The Sheffield Star were going to review the new Covered book recently, but wanted a local Sheffield connection before they did so. I went through and dug a trio of covers and their doppelgangers out. After spending time getting the scans prepared and text done, they changed their minds (and went with a two page spread on a future project instead, so I can’t really complain!). So ST33 get to see the covers instead. The book as blog readers will be aware, focuses on covers which recycle earlier sleeves, and Sheffield bands have been involved on both sides. Although 95% of the material on ST33 is original, in this case I do not own all the records shown, and the images come from the book.
Punk band The Damned issued the single Stretcher Case Baby in 1977. The sleeve featured a famous illustration by American Charles Allen Gilbert. Painted in 1892, and appearing to be a woman in front of a mirror, from a distance the image turns into a skull. Sheffield rockers Def Leppard copied the illustration for their 1993 compilation Retroactive, but did so with a photograph taken by Nels Israelson rather than a painting. Must have been great fun setting it all up.
Pulp’s 2001 track Bad Cover Versions was issued as a single. The single cover (sadly only ever issued on CD to the best of my knowledge) was clearly based on David Bowie‘s 1972 album The Rise And Fall Of Ziggy Stardust. At first it looks as if the group went to the trouble of tracking down the actual location of the Bowie sleeve on Heddon Street (just off Regent Street in London), and recreating the cover. But the story is more serendipitous than that. The lad on the cover is Mark Webber. He was a massive David Bowie fan as a youngster and sometime in the very early eighties he persuaded his dad Tony to help him find the exact location of the Bowie cover and then take a photo of him in the same spot. Mark became a guitarist, and joined Pulp in 1995. He treasured the snap and it was decided to use it for the single. It would be hard to do today as some idiot has painted the building white and tarted it up. K. West were a furriers and are long gone. The cover was designed at the Peter Saville Studio, with the photo credited to Tony Webber. The band split up not long afterwards.
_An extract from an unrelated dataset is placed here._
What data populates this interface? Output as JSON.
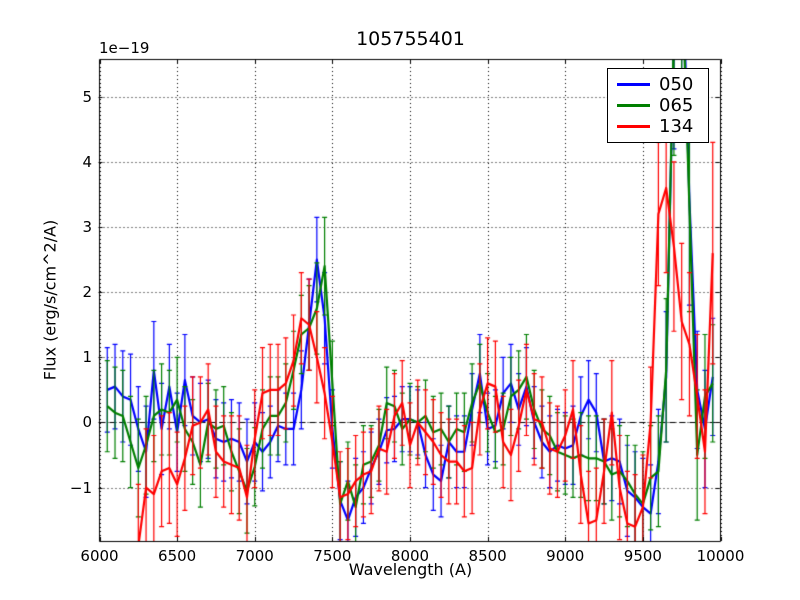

Lastly to Electro-pop pioneers Human League‘s Being Boiled, which was their first single, issued in 1978. The sleeve was very simple, but this hasn’t stopped it being copied. Girls On Top reproduced it almost exactly for the cover of their single Being Scrubbed in 2000, and even gave Phil Oakey a credit on the cover. The single was actually a mash-up of the original song together with r’n’b girl group TLC’s track No Scrubs. Girls On Top was a project by producer/DJ Richard X who enjoys spending the dosh he makes producing stuff like Will Young on this more fun material. And who could blame him?!